If you’re struggling with your translation, ask yourself this: Why do you do the work you do? Why do you care? You’ll start speaking a different language. And it’s the one that will truly connect with others.
Comments
Agreed that jargon will turn off many donors, but replacing it with platitudes isn’t a better solution. “Poor in means, but rich in potential,” “a determined leader,” phrases like these are essentially meaningless. Worse still, they are often symptomatic of organizations that cannot show meaningful results. It takes a determined leader to be the head of a military junta or embezzle a country’s wealth. Determined leadership is not a desired outcome in itself.

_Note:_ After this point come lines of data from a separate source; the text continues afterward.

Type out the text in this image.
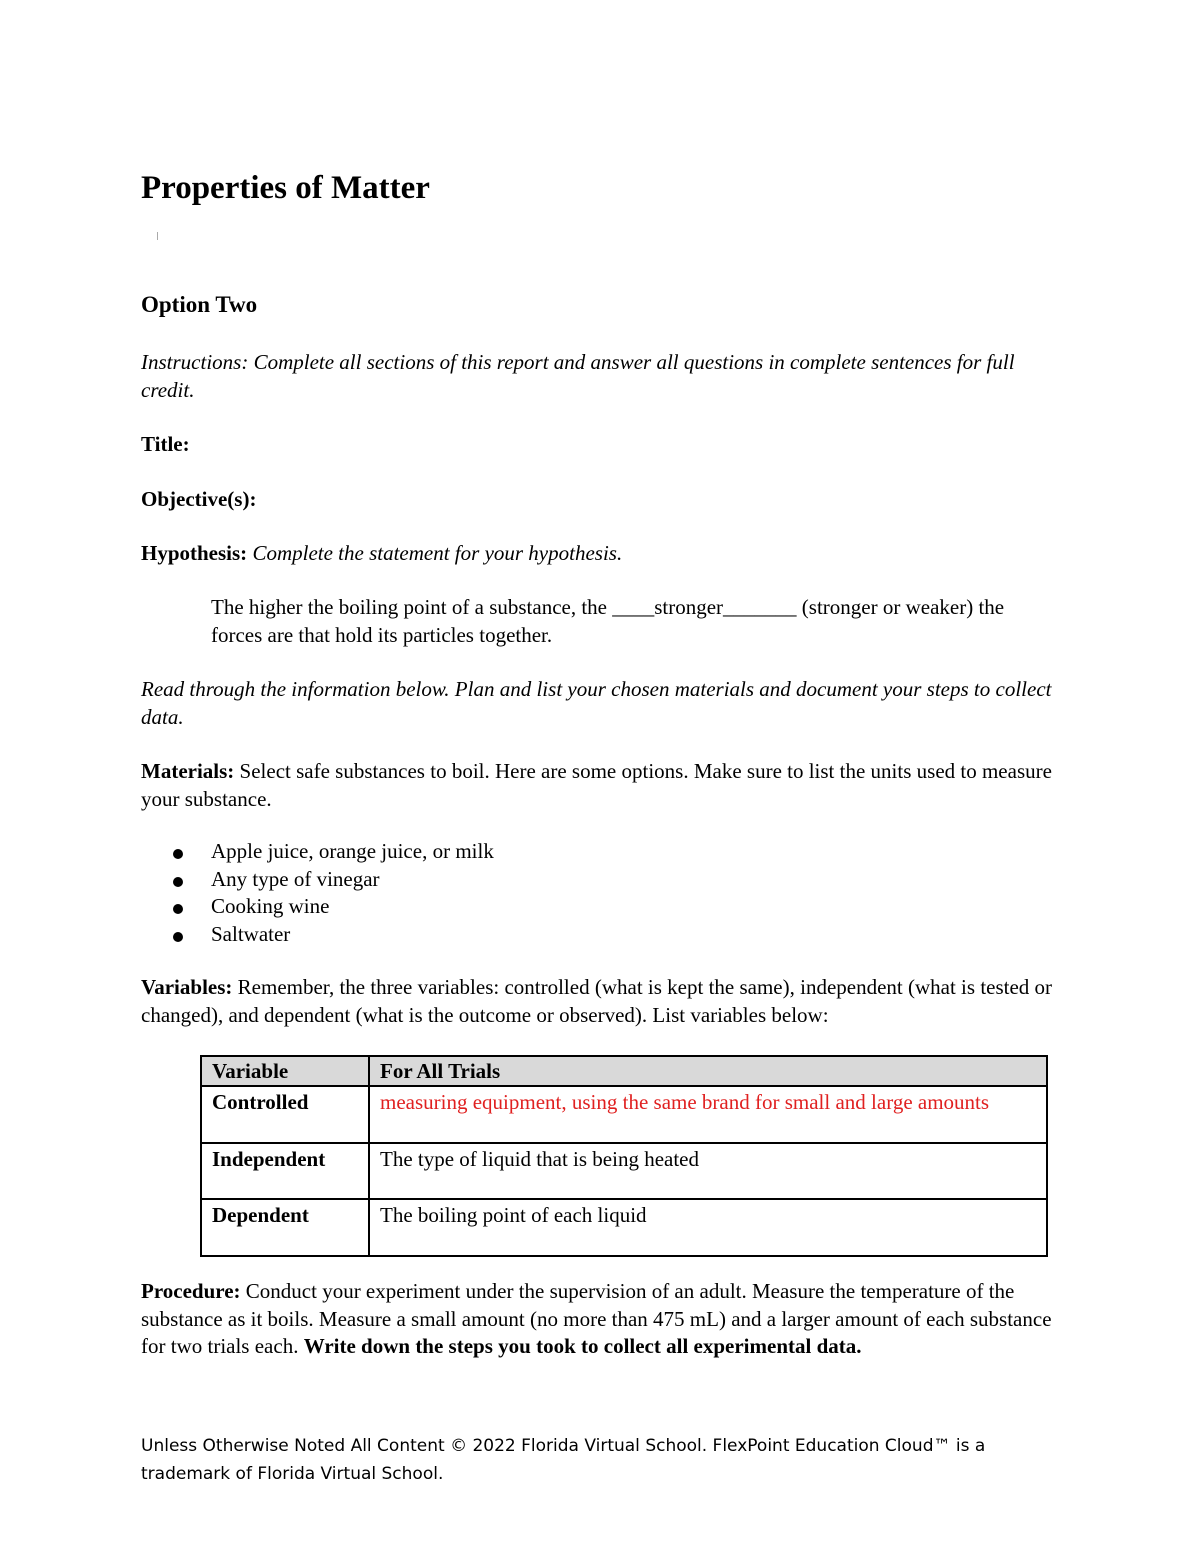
Properties of Matter
Option Two

Instructions: Complete all sections of this report and answer all questions in complete sentences for full credit.

Title:

Objective(s):

Hypothesis: Complete the statement for your hypothesis.

The higher the boiling point of a substance, the ____stronger_______ (stronger or weaker) the forces are that hold its particles together.

Read through the information below. Plan and list your chosen materials and document your steps to collect data.

Materials: Select safe substances to boil. Here are some options. Make sure to list the units used to measure your substance.

Apple juice, orange juice, or milk
Any type of vinegar
Cooking wine
Saltwater

Variables: Remember, the three variables: controlled (what is kept the same), independent (what is tested or changed), and dependent (what is the outcome or observed). List variables below:

Variable	For All Trials
Controlled	measuring equipment, using the same brand for small and large amounts
Independent	The type of liquid that is being heated
Dependent	The boiling point of each liquid

Procedure: Conduct your experiment under the supervision of an adult. Measure the temperature of the substance as it boils. Measure a small amount (no more than 475 mL) and a larger amount of each substance for two trials each. Write down the steps you took to collect all experimental data.

Unless Otherwise Noted All Content © 2022 Florida Virtual School. FlexPoint Education Cloud™ is a trademark of Florida Virtual School.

As in all persuasive writing, a good tip is to say it outloud to yourself. Imagine you’re saying it to your mother or a friend. If it sounds unnatural or strange, rewrite it. I can tell you didn’t do that here because you wrote “a A+ education.” If you had said it outloud, you at least would have written “an A+ education,” because your ear would have recognized that A+ begins with a vowel sound. And of course the best writing tip is to show actual impact. How were things before and how are they now? If you can’t show impact, you should question if you should be asking for more money at all.
Thanks for catching my typo on A+ (which I fixed). Since you don’t find these words work for you, I’d love to hear how you would rewrite these statements. What are your suggestions?
Sure, for the first one:
Before:
“The [name] is an accredited and internationally recognized college in rural [country] dedicated to serving the area’s most marginalized, indigenous population.”
After:
[Name] is a college in [State, Country]. Its [# of students] students come from rural areas and would otherwise have no access to education, healthcare, or other services. [Name] is fully-accredited in [Country] and has been recognized internationally for [reason] by [organization].
The second should totally be scrapped because it doesn’t even say what the organization does. What does it spend its money on and how? Without that information there’s no way to rewrite that statement.
I also am unsatisfied with the second “after” statement, which relies to heavily on getting just the perfect quote from the beneficiaries.
I agree with Tracey that it would be better to say specifically what the youth are doing as an “agent of change” is it starting a soccer team, helping other students with homework, advocating for youth rights?